The recent post about the SATs reminded me of a parallel I've long noticed in sports: the less prominent the role of the referee, judges, and coaches, the fairer the sport.

One of the things that always appealed to me most about swimming and track was that the ultimate arbitrator in both sports was the stopwatch, an instrument immune from human bias.

In too many sports, coach favoritism plays a role. If you play Little League baseball, will the coach allow you to pitch, or might he find some lame justification to put his best friend's son in that position instead? Will you be allowed to gain valuable experience at first base, or will the coach play favorites there as well? The same sort of dynamic can come into play in virtually every team sport.

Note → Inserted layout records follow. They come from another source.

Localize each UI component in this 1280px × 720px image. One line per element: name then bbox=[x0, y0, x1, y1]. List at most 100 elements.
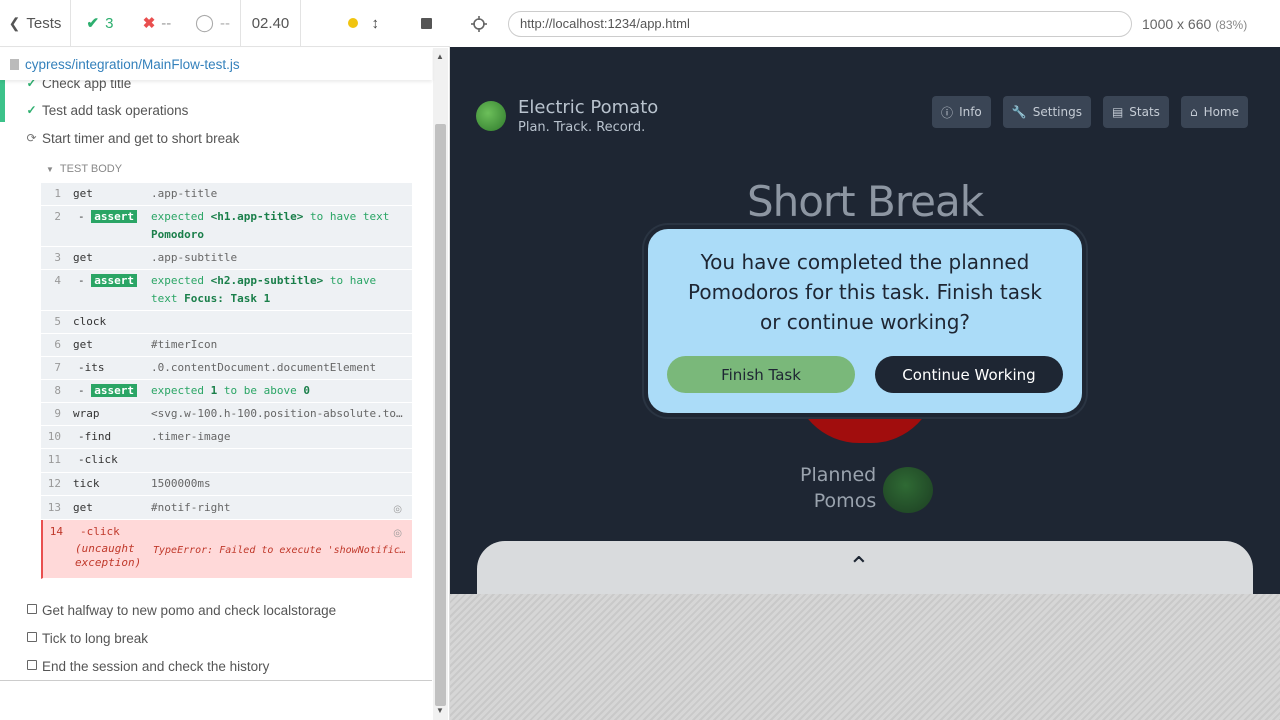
command-number: 13 bbox=[47, 501, 61, 514]
viewport-background bbox=[450, 594, 1280, 720]
test-item[interactable]: ✓ Test add task operations bbox=[0, 96, 432, 124]
file-icon bbox=[10, 58, 19, 70]
chevron-up-icon[interactable]: ⌃ bbox=[848, 551, 870, 582]
info-label: Info bbox=[959, 105, 982, 119]
eye-slash-icon: ◎ bbox=[393, 504, 402, 515]
assert-badge: assert bbox=[91, 274, 137, 287]
tests-button[interactable]: ❮ Tests bbox=[0, 0, 71, 46]
scroll-up-icon[interactable]: ▲ bbox=[436, 52, 444, 61]
command-row[interactable]: 13 get #notif-right ◎ bbox=[41, 496, 412, 520]
test-item-running[interactable]: ⟳ Start timer and get to short break bbox=[0, 124, 432, 152]
check-icon: ✔ bbox=[86, 15, 100, 32]
command-row[interactable]: 12 tick 1500000ms bbox=[41, 473, 412, 496]
viewport-scale: (83%) bbox=[1215, 17, 1248, 32]
command-message bbox=[151, 313, 412, 333]
chart-icon: ▤ bbox=[1111, 105, 1124, 119]
command-name: - assert bbox=[73, 382, 151, 402]
command-row[interactable]: 7 -its .0.contentDocument.documentElemen… bbox=[41, 357, 412, 380]
test-title: Tick to long break bbox=[42, 630, 149, 646]
url-field[interactable] bbox=[508, 10, 1132, 37]
command-message: #notif-right bbox=[151, 501, 231, 514]
tests-label: Tests bbox=[26, 14, 62, 32]
spec-path-bar: cypress/integration/MainFlow-test.js bbox=[0, 48, 432, 80]
tomato-icon bbox=[883, 467, 933, 513]
wrench-icon: 🔧 bbox=[1011, 105, 1027, 119]
passed-value: 3 bbox=[105, 14, 114, 32]
viewport-size: 1000 x 660 bbox=[1142, 15, 1212, 32]
home-label: Home bbox=[1203, 105, 1239, 119]
finish-task-button[interactable]: Finish Task bbox=[667, 356, 855, 393]
command-row[interactable]: 9 wrap <svg.w-100.h-100.position-absolut… bbox=[41, 403, 412, 426]
test-item[interactable]: End the session and check the history bbox=[0, 652, 432, 680]
notification-modal: You have completed the planned Pomodoros… bbox=[644, 225, 1086, 417]
reporter-panel: ❮ Tests ✔ 3 ✖ -- ◯ -- 02.40 ↕ cypress/in… bbox=[0, 0, 450, 720]
command-name: clock bbox=[73, 315, 107, 328]
command-name: get bbox=[73, 338, 93, 351]
tomato-logo-icon bbox=[476, 101, 506, 131]
command-number: 11 bbox=[47, 453, 61, 466]
command-name: - assert bbox=[73, 272, 151, 310]
auto-scroll-icon[interactable]: ↕ bbox=[372, 15, 380, 32]
command-row-failed[interactable]: 14 -click ◎ (uncaught exception) TypeErr… bbox=[41, 520, 412, 579]
command-log: 1 get .app-title 2 - assert expected <h1… bbox=[41, 183, 412, 579]
command-row[interactable]: 2 - assert expected <h1.app-title> to ha… bbox=[41, 206, 412, 247]
test-item[interactable]: Get halfway to new pomo and check locals… bbox=[0, 596, 432, 624]
command-name: -click bbox=[78, 453, 118, 466]
settings-button[interactable]: 🔧 Settings bbox=[1002, 96, 1091, 128]
page-title: Short Break bbox=[746, 177, 984, 226]
command-row[interactable]: 6 get #timerIcon bbox=[41, 334, 412, 357]
command-row[interactable]: 5 clock bbox=[41, 311, 412, 334]
command-number: 9 bbox=[54, 407, 61, 420]
settings-label: Settings bbox=[1032, 105, 1082, 119]
scrollbar[interactable]: ▲ ▼ bbox=[433, 48, 448, 720]
command-row[interactable]: 1 get .app-title bbox=[41, 183, 412, 206]
command-name: - assert bbox=[73, 208, 151, 246]
error-message: TypeError: Failed to execute 'showNotifi… bbox=[153, 545, 412, 556]
command-number: 3 bbox=[54, 251, 61, 264]
brand-title: Electric Pomato bbox=[518, 97, 659, 118]
assert-badge: assert bbox=[91, 384, 137, 397]
test-item[interactable]: ✓ Check app title bbox=[0, 80, 432, 97]
test-body-toggle[interactable]: ▼ TEST BODY bbox=[46, 163, 122, 175]
scrollbar-thumb[interactable] bbox=[435, 124, 446, 706]
command-row[interactable]: 8 - assert expected 1 to be above 0 bbox=[41, 380, 412, 403]
command-row[interactable]: 10 -find .timer-image bbox=[41, 426, 412, 449]
command-message: .app-title bbox=[151, 187, 218, 200]
selector-playground-button[interactable] bbox=[464, 9, 494, 39]
home-button[interactable]: ⌂ Home bbox=[1180, 96, 1248, 128]
checkbox-icon bbox=[25, 659, 38, 673]
test-body-label: TEST BODY bbox=[59, 163, 123, 175]
scroll-down-icon[interactable]: ▼ bbox=[436, 706, 444, 715]
test-item[interactable]: Tick to long break bbox=[0, 624, 432, 652]
command-message: expected <h1.app-title> to have text Pom… bbox=[151, 210, 390, 241]
command-name: -click bbox=[80, 525, 120, 538]
stop-icon[interactable] bbox=[421, 17, 432, 29]
failed-count: ✖ -- bbox=[129, 0, 185, 46]
checkbox-icon bbox=[25, 631, 38, 645]
assert-badge: assert bbox=[91, 210, 137, 223]
test-title: Test add task operations bbox=[42, 102, 189, 118]
command-name: get bbox=[73, 501, 93, 514]
continue-working-button[interactable]: Continue Working bbox=[875, 356, 1063, 393]
test-title: End the session and check the history bbox=[42, 658, 270, 674]
task-drawer[interactable]: ⌃ bbox=[477, 541, 1253, 594]
brand[interactable]: Electric Pomato Plan. Track. Record. bbox=[476, 97, 658, 135]
checkbox-icon bbox=[25, 603, 38, 617]
info-button[interactable]: ⓘ Info bbox=[932, 96, 991, 128]
command-message: expected 1 to be above 0 bbox=[151, 384, 310, 397]
passed-count: ✔ 3 bbox=[71, 0, 129, 46]
stats-button[interactable]: ▤ Stats bbox=[1102, 96, 1169, 128]
command-row[interactable]: 11 -click bbox=[41, 449, 412, 473]
test-list: ✓ Check app title ✓ Test add task operat… bbox=[0, 80, 432, 680]
command-name: wrap bbox=[73, 407, 100, 420]
spec-path-link[interactable]: cypress/integration/MainFlow-test.js bbox=[25, 57, 240, 72]
command-number: 1 bbox=[54, 187, 61, 200]
command-message bbox=[151, 451, 412, 472]
test-title: Check app title bbox=[42, 80, 132, 91]
command-number: 2 bbox=[54, 210, 61, 223]
command-row[interactable]: 4 - assert expected <h2.app-subtitle> to… bbox=[41, 270, 412, 311]
command-message: expected <h2.app-subtitle> to have text … bbox=[151, 274, 377, 305]
reporter-header: ❮ Tests ✔ 3 ✖ -- ◯ -- 02.40 ↕ bbox=[0, 0, 450, 47]
stats-label: Stats bbox=[1129, 105, 1160, 119]
command-row[interactable]: 3 get .app-subtitle bbox=[41, 247, 412, 270]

With a sport like swimming, where one kid's best 100 yard freestyle is a 49.7 and the other kid's is a 50.6, it's harder for the coach to justify not putting the faster kid on the 400 freestyle relay. 

Likewise, in a sport whose outcome is a matter of judging, like figure skating, gymnastics, and diving, there's a lot of room for bias. I cannot recall a single Summer or Winter Olympics during the Cold War when there wasn't some sort of complaint lobbied against one or both sides for their judges' blatantly lopsided scores. And in every large social situation you can name -- and any large sporting event qualifies as such -- there are always all sorts of mini-Cold Wars going on. In swimming and track, neither love for communism nor capitalism ever influenced the electronic timing systems one bit.

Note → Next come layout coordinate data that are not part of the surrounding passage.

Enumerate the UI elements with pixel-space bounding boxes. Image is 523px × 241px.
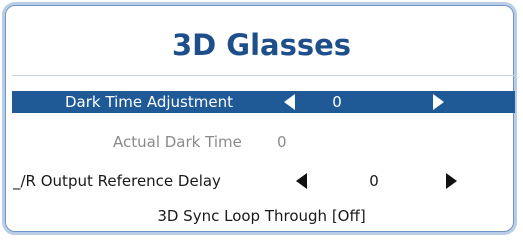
- menu-item-dark-time-adjustment[interactable]: Dark Time Adjustment 0: [12, 91, 515, 113]
- arrow-right-icon[interactable]: [433, 94, 444, 110]
- arrow-left-icon[interactable]: [284, 94, 295, 110]
- lr-output-reference-delay-value: 0: [369, 172, 379, 190]
- actual-dark-time-label: Actual Dark Time: [113, 133, 242, 151]
- osd-menu-window: 3D Glasses Dark Time Adjustment 0 Actual…: [0, 0, 523, 241]
- actual-dark-time-value: 0: [277, 133, 287, 151]
- dark-time-adjustment-label: Dark Time Adjustment: [65, 93, 233, 111]
- menu-title: 3D Glasses: [171, 28, 352, 62]
- dark-time-adjustment-value: 0: [332, 93, 342, 111]
- lr-output-reference-delay-label: _/R Output Reference Delay: [13, 172, 221, 190]
- title-divider: [12, 75, 515, 76]
- arrow-right-icon[interactable]: [446, 173, 457, 189]
- 3d-sync-loop-through-label: 3D Sync Loop Through [Off]: [157, 207, 366, 225]
- arrow-left-icon[interactable]: [296, 173, 307, 189]
- menu-item-3d-sync-loop-through[interactable]: 3D Sync Loop Through [Off]: [0, 205, 523, 227]
- menu-item-lr-output-reference-delay[interactable]: _/R Output Reference Delay 0: [0, 170, 523, 192]
- menu-item-actual-dark-time: Actual Dark Time 0: [0, 131, 523, 153]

Any contact sport which which requires a referee who may or may not see a foul committed, is ripe for abuse. He who plays dirtiest wins. Somehow that never made any sport more appealing to me.

Of course, with the advent of performance-enhancing drugs, even swimming and track are no longer as pure as they once were. I frequently see athletes in both sports who are obviously doping and not getting caught. I've even seen it in the masters versions of both sports, which is really pathetic.

It stinks, but I'd still rather participate in and follow a sport in which biased coaches, judges, and referees play less of a role.